Introduction: Why the Corporation?

Summary

The corporation has become a dominant form of economic life. While corporations have been with us since the early modern era, their influence and importance have grown exponentially. Today, corporations are among the largest economic entities in the world. Their annual turnover is greater than the gross domestic product of all but the largest nation-states. A handful of large corporations dominate most key global markets. Corporations – and their extended value chains – are an important source of employment. Governments rely on corporations – directly or indirectly – for tax revenues, expertise, and economic development. Citizens rely on corporations for everyday needs such as transport, healthcare, food, and utilities such as power and electricity. If we really want to understand the contemporary economy, a good place to start is the corporation.

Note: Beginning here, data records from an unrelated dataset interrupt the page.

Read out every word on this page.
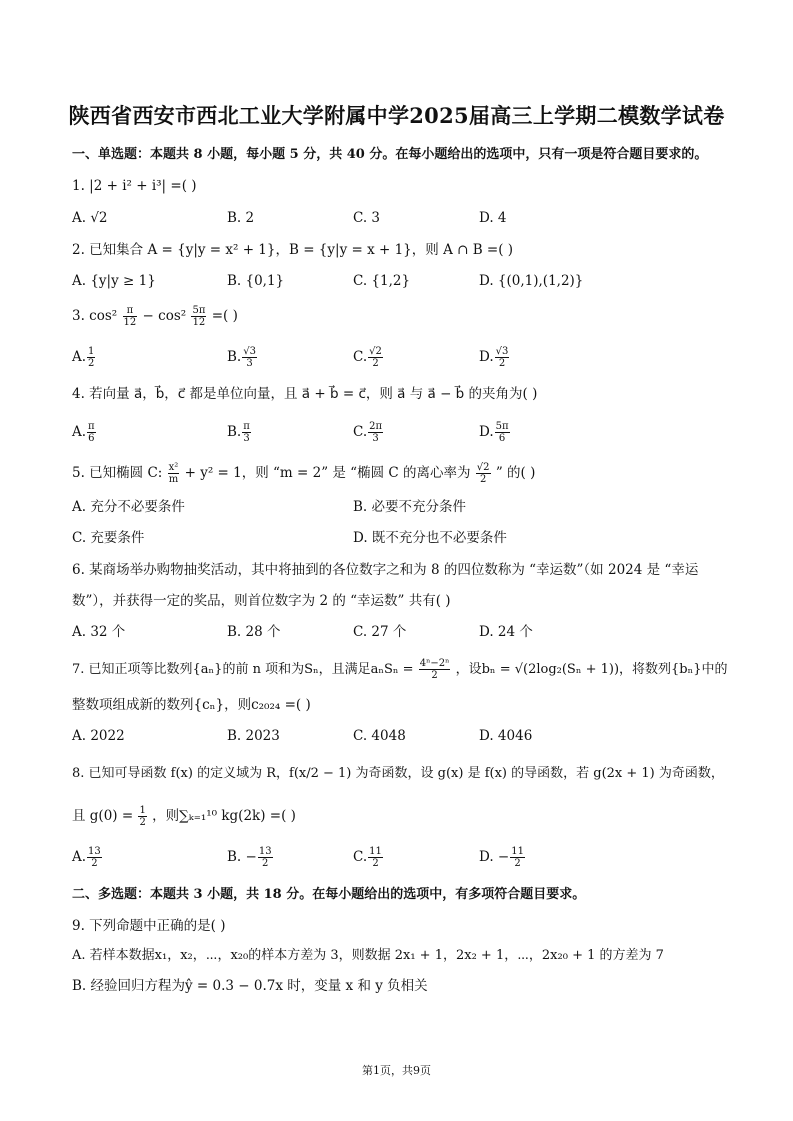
陕西省西安市西北工业大学附属中学2025届高三上学期二模数学试卷
一、单选题：本题共 8 小题，每小题 5 分，共 40 分。在每小题给出的选项中，只有一项是符合题目要求的。
1. |2 + i² + i³| =( )
A. √2	B. 2	C. 3	D. 4
2. 已知集合 A = {y|y = x² + 1}，B = {y|y = x + 1}，则 A ∩ B =( )
A. {y|y ≥ 1}	B. {0,1}	C. {1,2}	D. {(0,1),(1,2)}
3. $\cos^2 \frac{\pi}{12} - \cos^2 \frac{5\pi}{12}$ =( )
A. $\frac{1}{2}$	B. $\frac{√3}{3}$	C. $\frac{√2}{2}$	D. $\frac{√3}{2}$
4. 若向量 a⃗，b⃗，c⃗ 都是单位向量，且 a⃗ + b⃗ = c⃗，则 a⃗ 与 a⃗ − b⃗ 的夹角为( )
A. $\frac{\pi}{6}$	B. $\frac{\pi}{3}$	C. $\frac{2\pi}{3}$	D. $\frac{5\pi}{6}$
5. 已知椭圆 C: $\frac{\text{x²}}{m} + y^2 = 1$，则 “m = 2” 是 “椭圆 C 的离心率为 $\frac{√2}{2}$ ” 的( )
A. 充分不必要条件	B. 必要不充分条件
C. 充要条件	D. 既不充分也不必要条件
6. 某商场举办购物抽奖活动，其中将抽到的各位数字之和为 8 的四位数称为 “幸运数”（如 2024 是 “幸运
数”），并获得一定的奖品，则首位数字为 2 的 “幸运数” 共有( )
A. 32 个	B. 28 个	C. 27 个	D. 24 个
7. 已知正项等比数列{aₙ}的前 n 项和为Sₙ，且满足$a_nS_n = \frac{\text{4ⁿ−2ⁿ}}{2}$ ，设bₙ = √(2log₂(Sₙ + 1))，将数列{bₙ}中的
整数项组成新的数列{cₙ}，则c₂₀₂₄ =( )
A. 2022	B. 2023	C. 4048	D. 4046
8. 已知可导函数 f(x) 的定义域为 R，f(x/2 − 1) 为奇函数，设 g(x) 是 f(x) 的导函数，若 g(2x + 1) 为奇函数，
且 $g(0) = \frac{1}{2}$ ，则∑ₖ₌₁¹⁰ kg(2k) =( )
A. $\frac{13}{2}$	B. − $\frac{13}{2}$	C. $\frac{11}{2}$	D. − $\frac{11}{2}$
二、多选题：本题共 3 小题，共 18 分。在每小题给出的选项中，有多项符合题目要求。
9. 下列命题中正确的是( )
A. 若样本数据x₁，x₂，⋯，x₂₀的样本方差为 3，则数据 2x₁ + 1，2x₂ + 1，⋯，2x₂₀ + 1 的方差为 7
B. 经验回归方程为ŷ = 0.3 − 0.7x 时，变量 x 和 y 负相关
第1页，共9页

Corporations are not just economically important. They play a vital role in politics. Corporations have become political actors in and of themselves. For instance, in the USA, corporations have been granted the rights of free speech and religious freedom normally given to flesh-and-blood citizens. Worldwide, corporations often have a huge influence on the creation of international agreements and standards. For instance, large corporations play an important part in drafting international trade and investment agreements. In some cases, corporations end up playing a quasi-state role – particularly when governments are unwilling or unable to provide basic citizenship rights. For example, they have become important sources of welfare services, such as healthcare, education, and housing in some settings. With the rise of neoliberalism, many states have outsourced the provision of public services to corporations. In the UK alone, about 50 per cent of public spending is outsourced – and a majority of that spending goes to corporations. The result is that activities which only a few years ago were seen as a preserve of the state – such as waging war or imprisoning citizens – have become corporatized activities.

In other settings, corporations have taken on a role of providing civic rights. For instance, social media companies like Twitter and Facebook claim to provide spaces of free speech. Some even claim that corporations now play a role in helping to guarantee political rights – such as the process of collective deliberation which takes place in company-sponsored ‘multi-stakeholder initiatives’.